Two expert reports from KPMG and Grant Samuel & Associates have found the planned restructure of Westfield Group (WDC) and Westfield Retail Trust (WRT) is in the best interests of securityholders.
Wesfield Group plans to spin off its Australian and New Zealand business and merge it with Westfield Retail Trust, forming Scentre Group, leaving Westfield Corporation to focus on its international business.
The independent expert report from KPMG said that fair value contributed by Westfield Retail Trust securityholders should be between 51.3% and 51.8% of Scentre Group.
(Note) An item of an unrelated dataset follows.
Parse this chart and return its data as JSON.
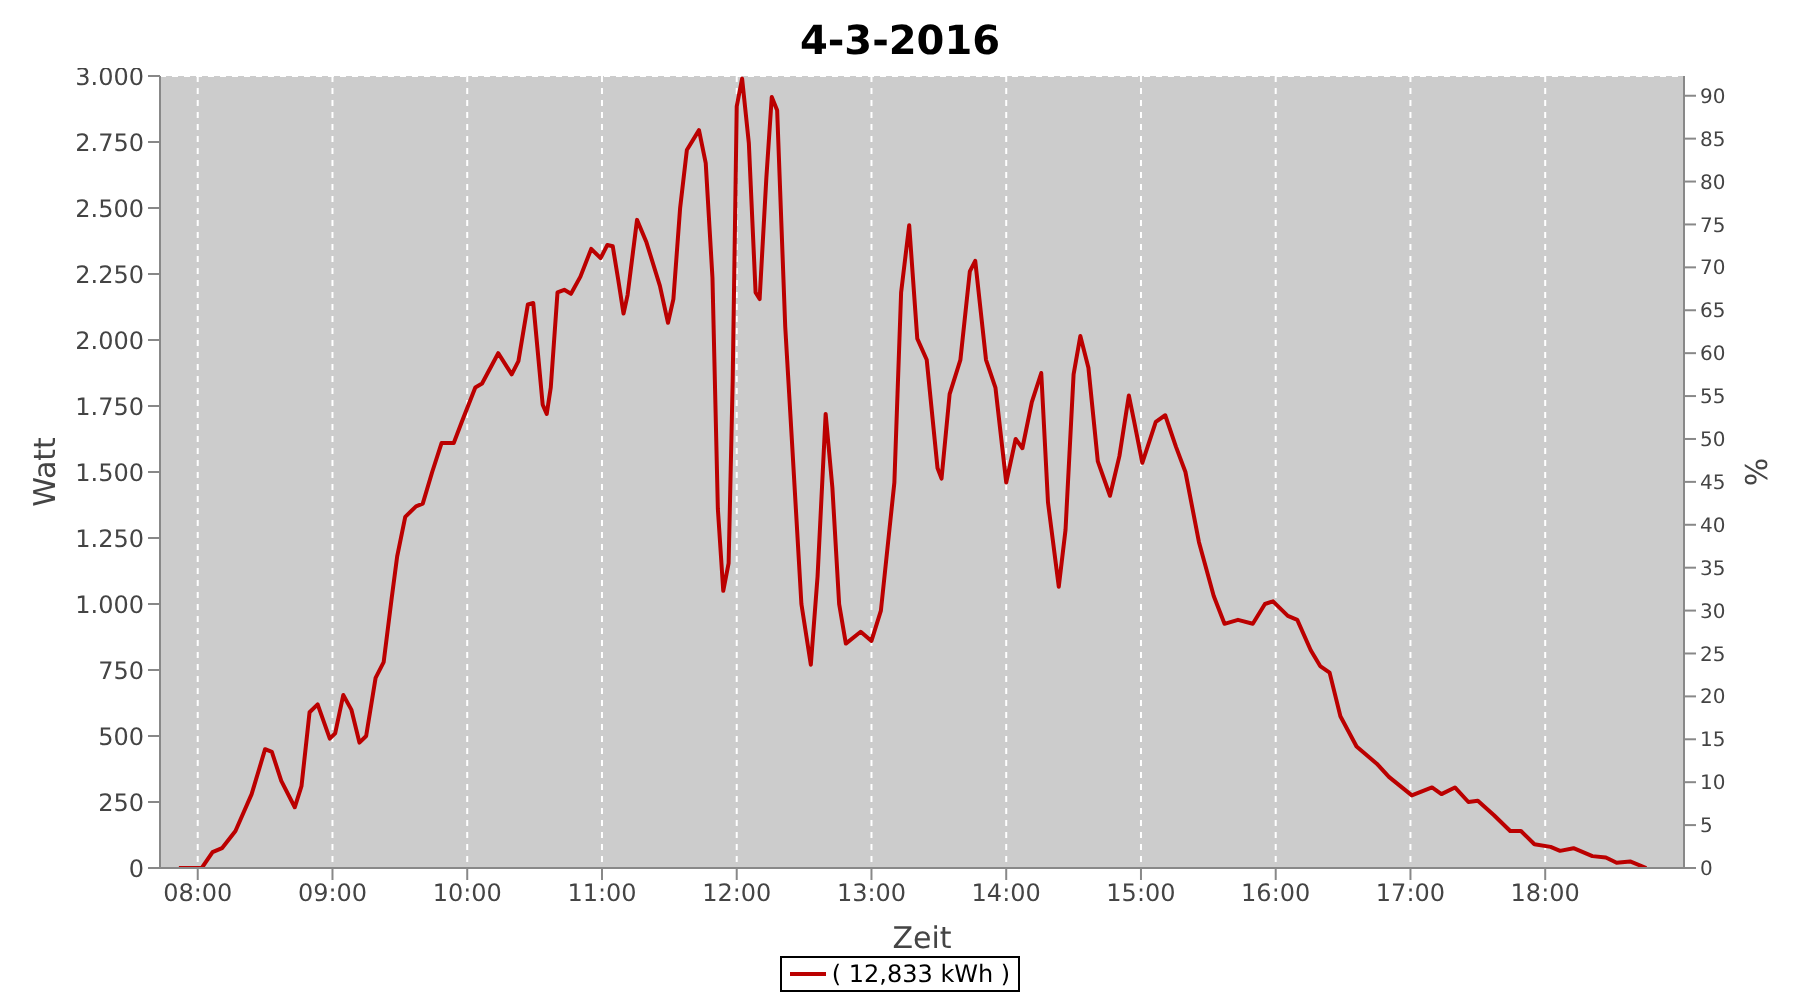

Westfield Retail Trust shareholders will hold 51.4% of Scentre Group under the proposal.
KPMG said the proposal should be assessed as a "merger of equals" and has compelling benefits including an improved corporate governance structure, removal of the potential for conflict of interests and removal of the related party agreements and fee obligations between Westfield Group and Westfield Retail Trust.
The proposal also has key disadvantages that do not outweigh the advantages, including a change in the risk profile of Westfield Retail Trust, reduction in net tangible assets per share, increase in gearing and transaction costs, KPMG said.
The Grant Samuel & Associates report found the proposal was fair and reasonable, saying the relative contribution by Westfield Group shareholders to the formation of Scentre Group should be between 48% and 56%.
Westfield Group securityholders are receiving 48.6% of Scentre Group under the proposal.
The retail and property group has released its securityholder booklet for the proposal and shareholders will vote on the planned merger on May 29.